The imbalance between supply and demand has basically ended. But periodical and structural surpluses have appeared in daily industrial and agricultural products supply. The problem of an irrational economic structure has started to show up, mainly reflected in uncoordinated regional development, low level of urbanization, general low quality of the national economy and a blunted international competitive edge.

Wang said: “This structural deficiency is neither compatible with the needs of speeding up economic development nor to further open ourselves to the globalization drive.”

“The outline of the tenth Five-Year Plan (2001-05) for the national economic and social development, which was adopted in the recent Fourth Session of the Ninth National People’s Congress, has specified the main projects for economic restructuring in the next five years: optimizing and upgrading the industrial structure to promote the national competitive edge; enhancing the balance of ratios between the primary, secondary and service industries in the gross domestic product to 13 percent, 51 percent and 36 percent respectively; remarkably improving the information level of society and the national economy; narrowing the development gap between regions and increase the level of urbanization.”

Wand said that, to achieve this goal, the country has to pay close attention to the following aspects:

-- To accelerate the pace of industrial restructuring.
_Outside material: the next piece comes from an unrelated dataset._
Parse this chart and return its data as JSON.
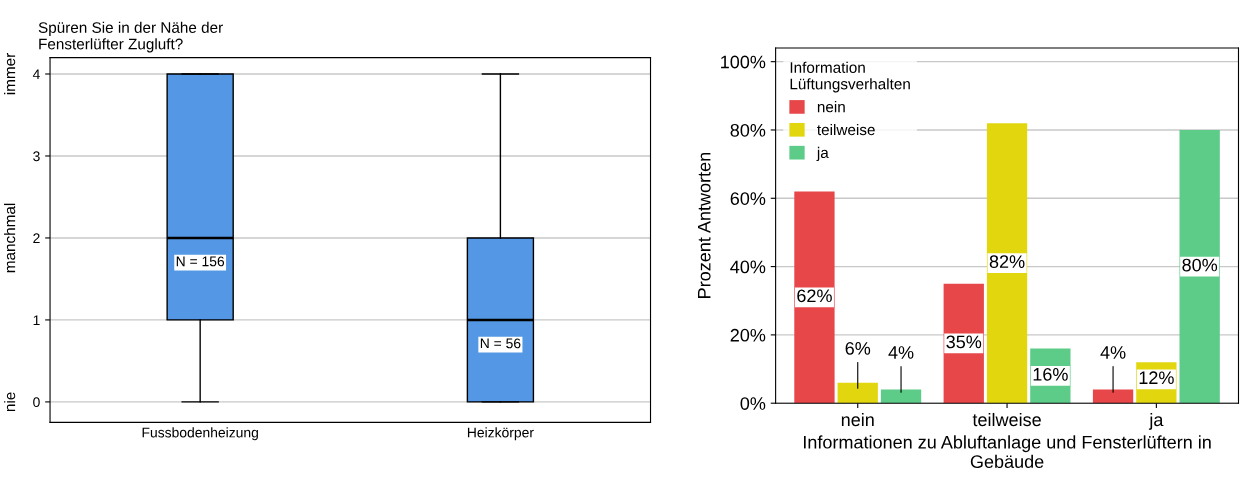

The focus of the reform in the coming five years is to “enforce primary industry, promote second industry and develop tertiary industry.” Priority should be given to the development of information, financial and insurance services.

-- To vigorously boost national economic informatization and integrate it with the restructuring model.

-- To improve the urbanization level and optimize the urban and rural economic structure. In the next five years, with gradual improvement of rural productivity and accelerating industrialization process, a urbanization strategy is needed to “selectively develop some satellite small towns, proactively develop medium-sized and small cities, further improve regional central cities’ functions and bring into full play to the big cities’ function of radiating economic growth out to peripheral areas.”

-- To restructure the distribution of productive forces to boost and achieve balance in regional economic development. While accelerating the development of central and western China, the government must simultaneously keep giving full play to the “engine” function of the eastern coastal regions in terms of structural reform, scientific innovation, opening-up and fast economic development. Breakthrough development for infrastructure facilities and ecological environment in the western region should be achieved in five to 10 years and a significant development witnessed in education, science and technology.